As employers know, the rules surrounding noncompete provisions remain in flux. Earlier this month, California enacted new legislation, Senate Bill No. 699, impacting and further restricting noncompete provisions and echoing the increased skepticism (and corresponding increased restrictions) of noncompete provisions in numerous states, as well as at the federal level. Below is a high-level update on some of the more recent changes in the noncompete landscape.
On September 1, 2023, Gov. Gavin Newsom signed Senate Bill No. 699 into law, amending California Business & Professions Code Section 16600, and it is scheduled to take effect on January 1, 2024. California courts and statutes already strongly disfavored noncompete restrictions. As currently written, Section 16600 states that “every contract by which anyone is restrained from engaging in a lawful profession, trade, or business of any kind” is “void” except for limited exceptions. Senate Bill No. 699 will add Section 16600.5 to the Business and Professions Code and is intended to extend the prohibition in Section 16600, making it unlawful for employers to enter into or attempt to enforce noncompete provisions and clarifying that these restrictions are void in California regardless of when and where the contract was signed. An employer or former employer will be prohibited from enforcing a void noncompete provision “regardless of whether the contract was signed and the employment was maintained outside of California.” According to the Legislature, “The California courts have been clear that California’s public policy against restraint of trade law trumps other state laws when an employee seeks employment in California, even if the employee had signed the contractual restraint while living outside of California and working for a non-California employer.” Senate Bill No. 699 prohibits an employer for entering into an employment contract with an employee or prospective employee when that contract includes a provision that is void under Section 16600. Any violation will be a civil violation and could result in injunctive relief for the employee (or former employee or prospective employee), as well as actual damages, reasonable attorneys’ fees, or costs.
So, what does this mean for employers? Senate Bill No. 699 expands the ways in which employees can challenge noncompete agreements in California, allowing them to recover either injunctive relief and/or actual damages as well as costs and fees. The viability of employee non-solicitation agreements remains unclear and may also face additional challenges under Senate Bill No. 699. What’s next in California? The state is also considering Assembly Bill 1076, which would require employers to proactively inform current as well as former employees in writing (via mail and email) by February 14, 2024, that any noncompete provisions they have signed are void.
Colorado’s Restrictive Employment Agreements Act, effective August 10, 2022, limits enforceable noncompete provisions to “highly compensated” employees. The “highly compensated” threshold is calculated at the time the restrictive covenant is signed and at the time the covenant is enforced. Non-solicitation provisions have a slightly lower monetary cutoff (at least 60% of the highly compensated threshold). Colorado also requires employers to provide notice to prospective employees before they accept an offer of employment and to current employees at least 14 days before the effective date of any additional consideration for the restrictive covenant. The notice must be clear and conspicuous, provided in a separate document, and signed by the employee or prospective employee.
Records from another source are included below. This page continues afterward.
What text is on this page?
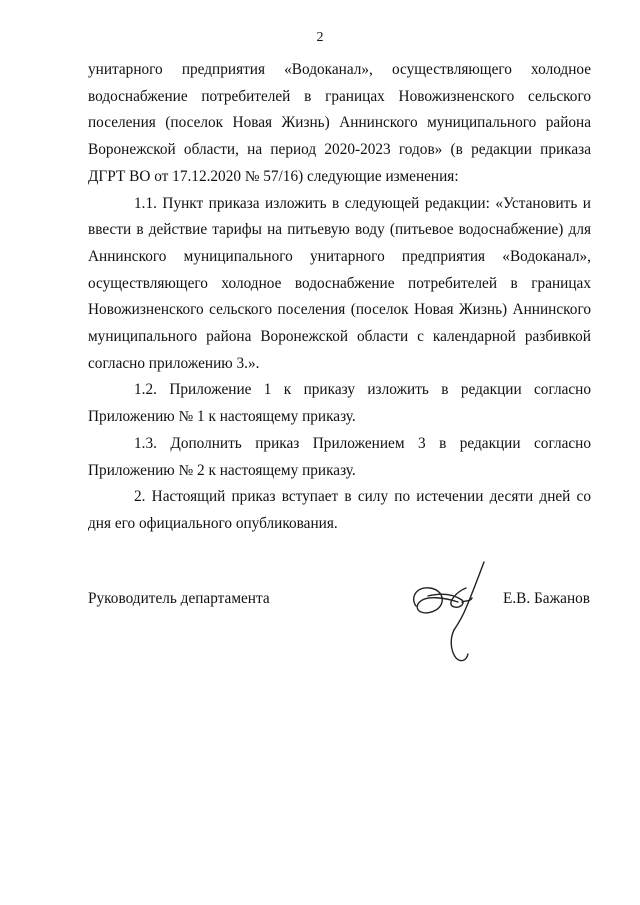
2

унитарного предприятия «Водоканал», осуществляющего холодное водоснабжение потребителей в границах Новожизненского сельского поселения (поселок Новая Жизнь) Аннинского муниципального района Воронежской области, на период 2020-2023 годов» (в редакции приказа ДГРТ ВО от 17.12.2020 № 57/16) следующие изменения:

1.1. Пункт приказа изложить в следующей редакции: «Установить и ввести в действие тарифы на питьевую воду (питьевое водоснабжение) для Аннинского муниципального унитарного предприятия «Водоканал», осуществляющего холодное водоснабжение потребителей в границах Новожизненского сельского поселения (поселок Новая Жизнь) Аннинского муниципального района Воронежской области с календарной разбивкой согласно приложению 3.».

1.2. Приложение 1 к приказу изложить в редакции согласно Приложению № 1 к настоящему приказу.

1.3. Дополнить приказ Приложением 3 в редакции согласно Приложению № 2 к настоящему приказу.

2. Настоящий приказ вступает в силу по истечении десяти дней со дня его официального опубликования.

Руководитель департамента	Е.В. Бажанов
Additionally, the notice must (1) identify the restrictive covenant agreement by name; (2) state the that the agreement contains a covenant not to compete that could restrict the employee’s options for subsequent employment following separation from the employer; (3) identify where in the agreement the noncompete provision is located; and (4) provide a copy of the agreement.
District of Columbia
Effective September 21, 2022, the District of Columbia’s “Non-Compete Clarification Amendment Act of 2022” prohibits employers from entering into noncompete provisions (defined as “a provision in a written agreement or workplace policy” “that prohibits an employee from performing work for another or from operating the employee’s own business”). With the amendment, D.C. bans noncompetes for employees with the exception of “medical specialists” (who earn at least $250,000 annually) or “highly compensated individuals” (expected to earn $150,000 or more annually). This number will change in 2024 depending on the Department of Labor’s Consumer Price Index. Non-highly compensated individuals who are covered by the amendment include employees who either spend (or are anticipated to spend) more than half of their time working in D.C. or, if their employment is based in D.C., regularly spend (or are anticipated to spend) a substantial amount of work in D.C. and not more than half of their work time for the employer in another jurisdiction. Additionally, the amendment includes notice requirements for employers, who must provide new employees with the noncompete agreement at least 14 days prior to the beginning of employment or, for existing employees, at least 14 days before the employer requires the employee to sign the agreement. The employer must also provide a notice to the employee that states: “The District of Columbia Ban on Non-Compete Agreements Amendment Act of 2020 limits the use of non-compete agreements. It allows employers to request non-compete agreements from ‘highly compensated employees’ under certain conditions. [Name of employer] has determined that you are a highly compensated employee. For more information about the Ban on Non-Compete Agreements Amendment Act of 2020, contact the District of Columbia Department of Employment Services (DOES).”
So, What Next?
Employers should remain vigilant and continue to reexamine any noncompete provisions they employ, as well as take a close look at what employees are subject to these provisions to ensure their continued enforceability.